To assess MRD sensitivity at relevant allele fractions, cfDNA spikes were made mimicking ctDNA allele fractions ranging from 0.002% to 0.02%.  Samples with different input masses (10-50 ng input) were run using the Surveillance Kit, which was designed for surveillance-centric research applications in lung cancer and colorectal cancer (CRC).  Known variants were queried and a Monte-Carlo-based approach was used to determine a p-value for presence of ctDNA.

Here the results of three experiments to assess the performance of the monitoring algorithm are described.  1. Using healthy donor cfDNA samples, specificity analyses were performed with different p-value cutoffs, and a p-value of 0.04 was shown to give 95% specificity for lung cancer specific cancer variants.  2. To determine the expected variability within a given sample, 10 technical replicates of 2 distinct samples were assessed, showing the range of performance expected due simply to random sampling.  3. MRD sensitivities across different input masses, number of variants, and sequencing depths are shown across 3 distinct samples with variants at 0.002%, 0.004%, and 0.01%.  With 30 ng of input, the Surveillance Kit achieves a MRD sensitivity of >99% with an AF of 0.002% and 34 known variants, and 90% MRD sensitivity at a 0.01% AF with 6 variants (the median expected number of variants per subject).  Using the algorithm described, a retrospective clinical research study looking for MRD post-surgery in stage II/III CRC subjects (4) were analyzed.  Subjects with ctDNA an average of 2 weeks after surgery recurred significantly sooner and ctDNA levels below 0.005% were enough to show prognostic significance.
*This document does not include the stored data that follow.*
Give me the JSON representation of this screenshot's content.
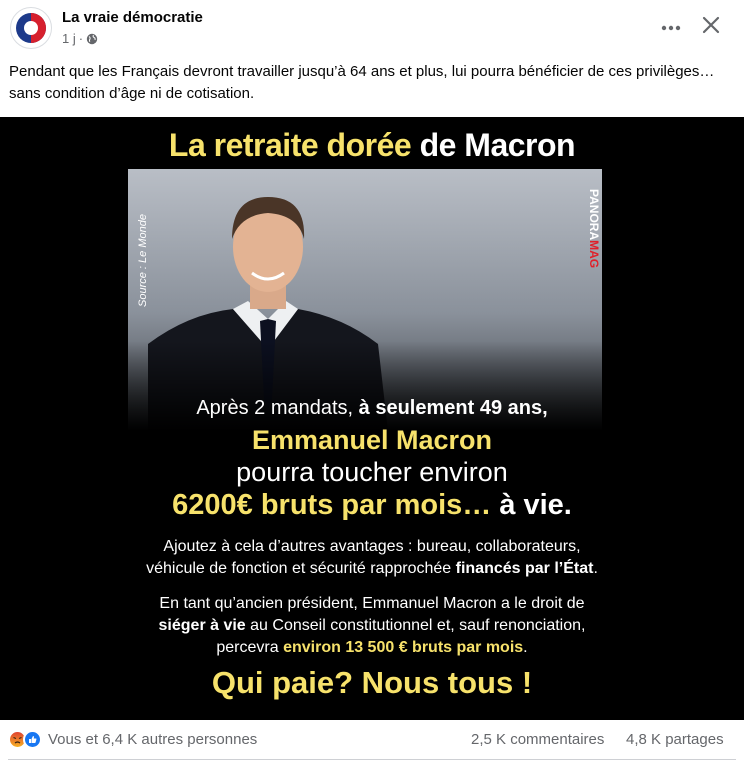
{
  "header": {
    "page_name": "La vraie démocratie",
    "time": "1 j",
    "separator": "·"
  },
  "post": {
    "text": "Pendant que les Français devront travailler jusqu’à 64 ans et plus, lui pourra bénéficier de ces privilèges… sans condition d’âge ni de cotisation."
  },
  "image": {
    "title_gold": "La retraite dorée",
    "title_white": " de Macron",
    "source_label": "Source : Le Monde",
    "brand_part1": "PANORA",
    "brand_part2": "MAG",
    "line1_a": "Après 2 mandats, ",
    "line1_b": "à seulement 49 ans,",
    "line2": "Emmanuel Macron",
    "line3": "pourra toucher environ",
    "line4_a": "6200€ bruts par mois… ",
    "line4_b": "à vie.",
    "line5_a": "Ajoutez à cela d’autres avantages : bureau, collaborateurs,",
    "line5_b": "véhicule de fonction et sécurité rapprochée ",
    "line5_c": "financés par l’État",
    "line5_d": ".",
    "line6_a": "En tant qu’ancien président, Emmanuel Macron a le droit de",
    "line6_b": "siéger à vie",
    "line6_c": " au Conseil constitutionnel et, sauf renonciation,",
    "line6_d": "percevra ",
    "line6_e": "environ 13 500 € bruts par mois",
    "line6_f": ".",
    "line7": "Qui paie? Nous tous !"
  },
  "footer": {
    "reactions_text": "Vous et 6,4 K autres personnes",
    "comments": "2,5 K commentaires",
    "shares": "4,8 K partages"
  },
  "icons": {
    "avatar": "logo-icon",
    "globe": "globe-icon",
    "more": "more-icon",
    "close": "close-icon",
    "reaction1": "angry-reaction-icon",
    "reaction2": "like-reaction-icon"
  },
  "colors": {
    "gold": "#f7e26b",
    "meta_gray": "#65676b",
    "like_blue": "#1877f2",
    "angry_orange": "#e9710f"
  }
}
Citation Format: Amrita Pati, Alex Lovejoy, Paul W. Shi, Abraham Munoz, Vera Rapoport, Katrina Mayol, Seng Saelee, Janet Jin, Dan Klass. Detection of minimal residual disease from less than one cell equivalent in liquid biopsy samples using the AVENIO ctDNA Surveillance Kit [abstract]. In: Proceedings of the American Association for Cancer Research Annual Meeting 2018; 2018 Apr 14-18; Chicago, IL. Philadelphia (PA): AACR; Cancer Res 2018;78(13 Suppl):Abstract nr 4574.